Ohne Sprachverständigung wird es regelhaft nicht möglich sein, eine ärztliche Bescheinigung nach den im Gesetzentwurf genannten Kriterien zu erstellen. Zur Erstellung einer qualifizierten ärztlichen Bescheinigung müssen qualifizierte DolmetscherInnen oder Dolmetscherdienste in ausreichender Zahl zur Verfügung stehen. Zudem muss gewährleistet sein, dass ÄrztInnen auch im beschleunigten Verfahren ausreichend Zeit für das Ausstellen einer qualifizierten ärztlichen Bescheinigung zur Verfügung steht.
Die Anforderung, eine Bescheinigung einer posttraumatischen Belastungsstörung (PTBS) unverzüglich nach der Abschiebungsandrohung vorzulegen, widerspricht Erkenntnissen der Wissenschaft, wonach eine PTBS teilweise erst nach erheblichen Zeiträumen erkannt werden kann. Wird ein Gutachten nicht unmittelbar nach Erhalt der Abschiebungsandrohung vorgelegt, soll es keine Berücksichtigung mehr finden können.

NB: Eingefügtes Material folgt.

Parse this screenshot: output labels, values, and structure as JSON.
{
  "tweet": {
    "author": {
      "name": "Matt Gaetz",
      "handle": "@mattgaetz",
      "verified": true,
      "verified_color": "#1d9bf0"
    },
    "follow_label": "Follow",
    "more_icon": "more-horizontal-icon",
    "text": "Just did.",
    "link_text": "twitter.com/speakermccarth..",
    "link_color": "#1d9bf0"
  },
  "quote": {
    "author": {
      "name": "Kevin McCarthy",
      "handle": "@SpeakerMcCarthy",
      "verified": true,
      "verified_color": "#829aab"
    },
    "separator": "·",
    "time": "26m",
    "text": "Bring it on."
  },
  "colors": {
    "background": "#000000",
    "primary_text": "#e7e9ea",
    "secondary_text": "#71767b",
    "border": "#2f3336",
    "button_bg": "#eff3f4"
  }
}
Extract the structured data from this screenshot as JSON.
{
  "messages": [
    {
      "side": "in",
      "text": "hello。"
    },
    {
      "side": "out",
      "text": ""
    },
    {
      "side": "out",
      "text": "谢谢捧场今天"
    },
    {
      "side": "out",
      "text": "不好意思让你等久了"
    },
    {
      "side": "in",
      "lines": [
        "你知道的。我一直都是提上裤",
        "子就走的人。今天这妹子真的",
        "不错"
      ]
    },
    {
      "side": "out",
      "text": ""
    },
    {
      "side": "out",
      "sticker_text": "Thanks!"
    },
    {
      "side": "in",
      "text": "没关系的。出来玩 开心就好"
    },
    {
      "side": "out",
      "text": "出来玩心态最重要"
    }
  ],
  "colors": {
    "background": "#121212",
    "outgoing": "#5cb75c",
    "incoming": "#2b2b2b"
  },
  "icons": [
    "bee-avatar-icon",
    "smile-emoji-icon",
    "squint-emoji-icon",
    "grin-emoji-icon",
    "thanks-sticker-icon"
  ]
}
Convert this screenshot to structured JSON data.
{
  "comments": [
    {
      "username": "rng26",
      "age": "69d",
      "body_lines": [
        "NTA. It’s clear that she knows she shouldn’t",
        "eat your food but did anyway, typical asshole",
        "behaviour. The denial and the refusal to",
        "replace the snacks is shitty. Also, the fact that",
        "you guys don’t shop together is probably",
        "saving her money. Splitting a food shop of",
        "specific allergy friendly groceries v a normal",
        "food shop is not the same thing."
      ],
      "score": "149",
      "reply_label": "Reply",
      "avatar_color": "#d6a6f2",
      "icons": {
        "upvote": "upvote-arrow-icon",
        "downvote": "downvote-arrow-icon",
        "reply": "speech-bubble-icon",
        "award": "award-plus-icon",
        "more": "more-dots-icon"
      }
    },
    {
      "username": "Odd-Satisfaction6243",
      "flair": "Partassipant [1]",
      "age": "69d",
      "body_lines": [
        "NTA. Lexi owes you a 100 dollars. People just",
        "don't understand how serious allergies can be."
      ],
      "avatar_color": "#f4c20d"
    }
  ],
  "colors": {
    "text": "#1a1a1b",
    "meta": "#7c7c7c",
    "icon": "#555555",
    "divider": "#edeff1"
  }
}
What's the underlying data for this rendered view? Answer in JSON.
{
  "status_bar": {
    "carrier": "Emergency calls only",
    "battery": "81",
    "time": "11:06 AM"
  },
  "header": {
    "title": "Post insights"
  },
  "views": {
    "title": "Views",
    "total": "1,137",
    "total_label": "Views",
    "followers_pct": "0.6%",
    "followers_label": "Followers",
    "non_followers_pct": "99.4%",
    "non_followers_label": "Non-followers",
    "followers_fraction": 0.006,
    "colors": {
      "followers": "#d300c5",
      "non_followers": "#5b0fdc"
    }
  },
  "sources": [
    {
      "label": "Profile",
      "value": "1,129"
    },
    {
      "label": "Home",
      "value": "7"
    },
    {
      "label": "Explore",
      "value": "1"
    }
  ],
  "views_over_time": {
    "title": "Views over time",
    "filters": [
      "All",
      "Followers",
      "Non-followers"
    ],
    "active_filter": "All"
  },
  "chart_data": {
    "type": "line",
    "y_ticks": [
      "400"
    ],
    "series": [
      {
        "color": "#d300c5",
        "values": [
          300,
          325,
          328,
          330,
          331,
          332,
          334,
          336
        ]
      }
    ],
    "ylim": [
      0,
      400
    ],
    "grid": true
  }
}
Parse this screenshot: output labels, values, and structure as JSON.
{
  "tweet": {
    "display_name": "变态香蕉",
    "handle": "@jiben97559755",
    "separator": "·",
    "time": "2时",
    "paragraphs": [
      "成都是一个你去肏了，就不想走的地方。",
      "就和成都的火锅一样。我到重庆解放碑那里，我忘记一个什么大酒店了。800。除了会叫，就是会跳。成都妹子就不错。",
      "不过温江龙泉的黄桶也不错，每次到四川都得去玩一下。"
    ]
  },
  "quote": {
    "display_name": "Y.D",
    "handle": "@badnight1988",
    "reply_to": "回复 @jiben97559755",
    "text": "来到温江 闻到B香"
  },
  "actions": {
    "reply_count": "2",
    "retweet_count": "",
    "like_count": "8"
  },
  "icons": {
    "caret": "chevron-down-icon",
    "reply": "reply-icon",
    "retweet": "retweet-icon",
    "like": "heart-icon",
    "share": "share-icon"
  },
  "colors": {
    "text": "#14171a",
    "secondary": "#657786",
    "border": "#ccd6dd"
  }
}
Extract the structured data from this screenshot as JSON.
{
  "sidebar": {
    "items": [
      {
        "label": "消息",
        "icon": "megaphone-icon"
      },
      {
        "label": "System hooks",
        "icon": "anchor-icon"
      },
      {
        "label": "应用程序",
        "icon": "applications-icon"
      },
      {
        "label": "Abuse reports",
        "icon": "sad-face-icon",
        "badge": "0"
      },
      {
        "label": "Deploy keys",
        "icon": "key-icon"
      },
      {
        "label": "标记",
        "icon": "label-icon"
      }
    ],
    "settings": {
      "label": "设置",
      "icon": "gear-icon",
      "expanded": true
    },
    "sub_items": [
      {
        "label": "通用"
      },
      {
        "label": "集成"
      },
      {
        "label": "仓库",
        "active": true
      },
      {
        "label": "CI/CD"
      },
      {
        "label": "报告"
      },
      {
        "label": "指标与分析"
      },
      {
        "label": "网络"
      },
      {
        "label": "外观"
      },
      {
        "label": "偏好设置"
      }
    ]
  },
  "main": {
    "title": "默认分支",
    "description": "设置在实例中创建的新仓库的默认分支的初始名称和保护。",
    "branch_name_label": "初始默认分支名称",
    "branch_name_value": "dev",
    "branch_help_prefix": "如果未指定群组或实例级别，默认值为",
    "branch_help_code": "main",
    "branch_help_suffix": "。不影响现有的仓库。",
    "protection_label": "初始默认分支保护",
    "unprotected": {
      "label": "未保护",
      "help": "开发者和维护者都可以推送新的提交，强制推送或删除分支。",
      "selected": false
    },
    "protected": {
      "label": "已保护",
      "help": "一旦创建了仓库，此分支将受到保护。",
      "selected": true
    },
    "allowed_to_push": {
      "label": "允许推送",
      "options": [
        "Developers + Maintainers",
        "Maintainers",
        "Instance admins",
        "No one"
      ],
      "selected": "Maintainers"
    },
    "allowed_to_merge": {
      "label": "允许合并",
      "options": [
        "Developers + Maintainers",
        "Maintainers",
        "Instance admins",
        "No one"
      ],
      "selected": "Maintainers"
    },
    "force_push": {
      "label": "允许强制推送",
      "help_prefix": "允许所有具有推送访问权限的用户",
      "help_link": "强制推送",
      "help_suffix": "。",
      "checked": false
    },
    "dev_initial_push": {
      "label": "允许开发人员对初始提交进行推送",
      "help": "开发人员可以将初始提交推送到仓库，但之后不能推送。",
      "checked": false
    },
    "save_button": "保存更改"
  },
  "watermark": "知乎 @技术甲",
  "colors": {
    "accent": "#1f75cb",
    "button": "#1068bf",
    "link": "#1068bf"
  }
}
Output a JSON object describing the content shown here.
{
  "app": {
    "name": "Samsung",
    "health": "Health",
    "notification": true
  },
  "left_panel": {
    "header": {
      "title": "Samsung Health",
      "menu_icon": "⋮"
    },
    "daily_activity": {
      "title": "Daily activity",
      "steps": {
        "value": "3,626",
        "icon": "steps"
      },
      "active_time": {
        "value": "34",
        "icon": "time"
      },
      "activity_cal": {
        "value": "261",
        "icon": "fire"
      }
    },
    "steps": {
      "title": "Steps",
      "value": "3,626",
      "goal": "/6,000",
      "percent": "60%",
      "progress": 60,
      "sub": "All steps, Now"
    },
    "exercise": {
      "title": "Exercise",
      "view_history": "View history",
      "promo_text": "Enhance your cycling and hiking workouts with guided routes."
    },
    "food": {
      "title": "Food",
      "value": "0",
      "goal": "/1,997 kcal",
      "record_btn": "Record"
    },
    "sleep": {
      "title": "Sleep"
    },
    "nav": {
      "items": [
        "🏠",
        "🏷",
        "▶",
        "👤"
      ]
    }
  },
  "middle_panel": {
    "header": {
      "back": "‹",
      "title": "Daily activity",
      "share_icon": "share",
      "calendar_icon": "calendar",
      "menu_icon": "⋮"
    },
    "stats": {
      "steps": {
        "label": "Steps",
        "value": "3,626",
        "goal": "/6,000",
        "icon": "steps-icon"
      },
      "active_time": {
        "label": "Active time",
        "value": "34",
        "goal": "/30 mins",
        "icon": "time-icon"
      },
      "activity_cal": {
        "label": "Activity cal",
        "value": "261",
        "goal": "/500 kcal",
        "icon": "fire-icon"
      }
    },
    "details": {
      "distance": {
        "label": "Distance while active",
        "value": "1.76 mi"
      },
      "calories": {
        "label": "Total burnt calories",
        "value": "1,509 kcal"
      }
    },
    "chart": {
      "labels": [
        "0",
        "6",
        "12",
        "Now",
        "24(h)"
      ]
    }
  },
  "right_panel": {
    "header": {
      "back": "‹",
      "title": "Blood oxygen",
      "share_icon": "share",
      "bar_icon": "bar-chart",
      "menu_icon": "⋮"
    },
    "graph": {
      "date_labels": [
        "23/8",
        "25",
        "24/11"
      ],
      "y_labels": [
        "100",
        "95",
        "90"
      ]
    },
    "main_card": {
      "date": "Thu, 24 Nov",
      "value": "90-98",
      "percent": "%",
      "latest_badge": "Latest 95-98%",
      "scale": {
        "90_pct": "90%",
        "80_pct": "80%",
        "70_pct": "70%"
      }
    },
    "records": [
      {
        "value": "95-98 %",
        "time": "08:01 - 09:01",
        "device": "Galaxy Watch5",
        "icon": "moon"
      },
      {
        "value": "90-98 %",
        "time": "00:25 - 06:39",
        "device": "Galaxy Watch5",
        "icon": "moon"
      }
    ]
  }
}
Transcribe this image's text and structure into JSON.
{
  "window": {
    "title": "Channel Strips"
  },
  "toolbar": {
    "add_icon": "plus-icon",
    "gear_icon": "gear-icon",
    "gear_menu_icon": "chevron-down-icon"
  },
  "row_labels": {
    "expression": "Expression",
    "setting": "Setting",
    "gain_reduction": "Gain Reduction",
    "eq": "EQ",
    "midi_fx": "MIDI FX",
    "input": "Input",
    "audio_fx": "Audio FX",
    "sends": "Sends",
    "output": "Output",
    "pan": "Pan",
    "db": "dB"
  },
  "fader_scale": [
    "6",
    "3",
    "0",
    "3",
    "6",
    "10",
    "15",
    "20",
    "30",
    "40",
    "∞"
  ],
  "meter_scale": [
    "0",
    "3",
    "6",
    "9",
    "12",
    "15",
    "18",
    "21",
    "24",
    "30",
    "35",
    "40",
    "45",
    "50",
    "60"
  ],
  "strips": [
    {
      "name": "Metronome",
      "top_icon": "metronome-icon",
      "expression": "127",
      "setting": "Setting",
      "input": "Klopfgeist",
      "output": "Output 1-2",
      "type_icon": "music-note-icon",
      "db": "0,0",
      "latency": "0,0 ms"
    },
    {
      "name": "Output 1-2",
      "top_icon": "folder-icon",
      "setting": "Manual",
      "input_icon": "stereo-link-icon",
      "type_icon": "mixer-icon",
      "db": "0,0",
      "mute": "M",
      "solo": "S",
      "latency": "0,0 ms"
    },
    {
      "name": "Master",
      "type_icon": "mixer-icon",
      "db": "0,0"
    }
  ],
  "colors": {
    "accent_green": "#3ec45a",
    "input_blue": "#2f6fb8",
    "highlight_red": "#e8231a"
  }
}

Dies ist nicht sachgerecht, insbesondere ist bei den geplanten beschleunigten Verfahren eine Berücksichtigung von Abschiebungshindernissen bei einer gesamten Verfahrensdauer innerhalb von zwei Wochen nahezu ausgeschlossen.
In der Flüchtlingshilfe wurden aufgrund der unzureichenden Versorgung von Geflüchteten im gesundheitlichen Regelsystem psychosoziale Zentren aufgebaut, da sie trotz dringender Behandlungsbedürftigkeit teilweise als Leistungsbeziehende nach dem Asylbewerberleistungsgesetz keinen Zugang zur Regelgesundheitsversorgung haben. Hier bestehen regelmäßig Wartezeiten von einem halben Jahr, teilweise von über einem Jahr. Aufgrund dieser Überlastung ist es umso schwieriger, zeitnah Gutachten zu erstellen, die eine Aussetzung der Abschiebung bewirken könnten.
Erkrankungen sollen der Abschiebung nicht entgegenstehen, wenn sie bereits vor der Einreise bestanden haben. Wie unterschieden werden soll, ob Erkrankungen bereits bestanden haben oder erst in der Bundesrepublik entstanden sind, ist nicht nachvollziehbar. Im Regelfall wird dies nur auf einer fachlich nicht abgesicherten Annahme beruhen können.